Cyclone Trio – Cataclysm… Live at Cafe Oto

Cataclysm… Live at Cafe Oto é um registo de improvisação livre da autoria dos Cyclone Trio, formados em 2013, em Brisbane, Austrália. O grupo é constituído pelo saxofonista londrino Massimo Magee e pelos bateristas australianos Tony Irving e Tim Green. Magee e Irving haviam já colaborado anteriormente noutros projectos, com o disco Vitriol & The Third Oraculum (577 Records, 2020) a ser o mais recente exemplo de tal parceria. Já este Cataclysm… Live at Cafe Oto, tal como o nome prontamente indica, foi gravado no Cafe Oto – um dos espaços mais vibrantes da capital inglesa no que toca à exposição do que melhor se faz no domínio da música avant-garde -, tendo sido não só o último concerto realizado nesta sala antes da quarentena, como também o segundo concerto de sempre do grupo, facilitado pelo facto de, à data, Tim Green se encontrar a realizar uma tour europeia.

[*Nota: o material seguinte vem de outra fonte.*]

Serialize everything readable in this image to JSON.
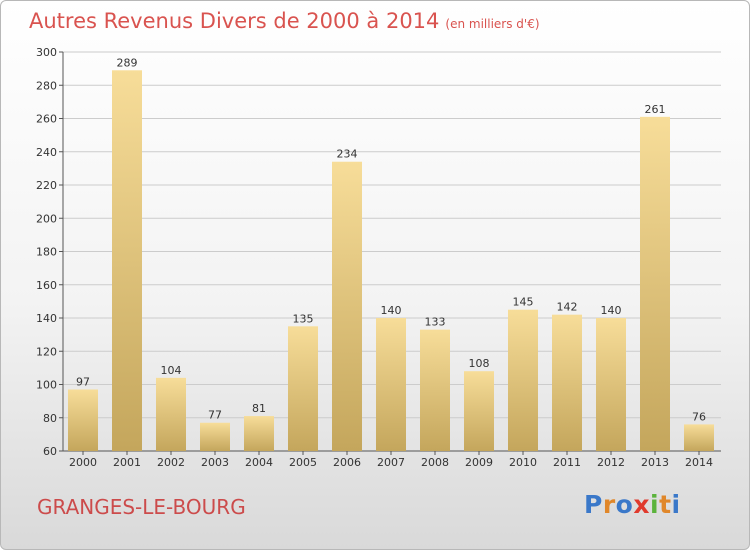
{
  "title": "Autres Revenus Divers de 2000 à 2014",
  "subtitle": "(en milliers d'€)",
  "commune": "GRANGES-LE-BOURG",
  "logo_text": "Proxiti",
  "colors": {
    "title": "#d9534f",
    "bar_light": "#f7dd99",
    "bar_dark": "#c4a65c",
    "grid": "#cccccc",
    "logo": [
      "#3a78c9",
      "#e0872a",
      "#3a78c9",
      "#e03a2d",
      "#5bb33c",
      "#e0872a",
      "#3a78c9"
    ]
  },
  "chart_data": {
    "type": "bar",
    "title": "Autres Revenus Divers de 2000 à 2014",
    "subtitle": "(en milliers d'€)",
    "categories": [
      "2000",
      "2001",
      "2002",
      "2003",
      "2004",
      "2005",
      "2006",
      "2007",
      "2008",
      "2009",
      "2010",
      "2011",
      "2012",
      "2013",
      "2014"
    ],
    "values": [
      97,
      289,
      104,
      77,
      81,
      135,
      234,
      140,
      133,
      108,
      145,
      142,
      140,
      261,
      76
    ],
    "ylim": [
      60,
      300
    ],
    "yticks": [
      60,
      80,
      100,
      120,
      140,
      160,
      180,
      200,
      220,
      240,
      260,
      280,
      300
    ],
    "grid": true,
    "data_labels": true
  }
}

O álbum consiste apenas uma faixa que corresponde à totalidade da performance, a qual ocorreu sem interrupções ao longo de quase 40 minutos. Sem instrumentos harmoniosos e com o saxofone mais dado a explorações texturais do que a linhas melódicas, este é um disco em que os poucos instantes de ordem funcionam como tábuas de salvação para os ouvintes (espectadores), quais fugazes sinais de esperança que emergem do caos e cacofonia que prevalece ao longo de toda a gravação. Além disso, a amparar as divagações do expressivo e endiabrado sopro tenor de Magee, encontram-se os incansáveis e energéticos Irving e Green, que formam um par que raramente dá espaço ao público para respirar através da densa camada sónica que debitam. Assim, este é um registo brutal, cru e explosivo, com escassoz momentos de acalmia que, sempre que assumem a dianteira, são rapidamente derrubados pelo poderoso e pujante momentum do trio.
Dado a altura em que o concerto foi realizado, não podemos não ficar tentados a interpretar este Cataclysm de uma perspectiva metafórica, considerando-o, exactamente, uma expressão do cataclismo para o qual o mundo então se encaminhava (ou previsão do que aí viria?): a situação pandémica já era muito provavelmente sentida e vivenciada pelos Cyclone Trio, visto que a 10 de Março já poucas dúvidas havia sobre a gravidade do COVID-19. Deste modo, acima de tudo, Cataclysm… Live at Cafe Oto é uma gravação a ser ouvida como uma catártica e libertadora mensagem, gravada num momento de viragem da nossa história, facto que a torna numa crua e violenta vocalização do mundo contemporâneo em que vivemos.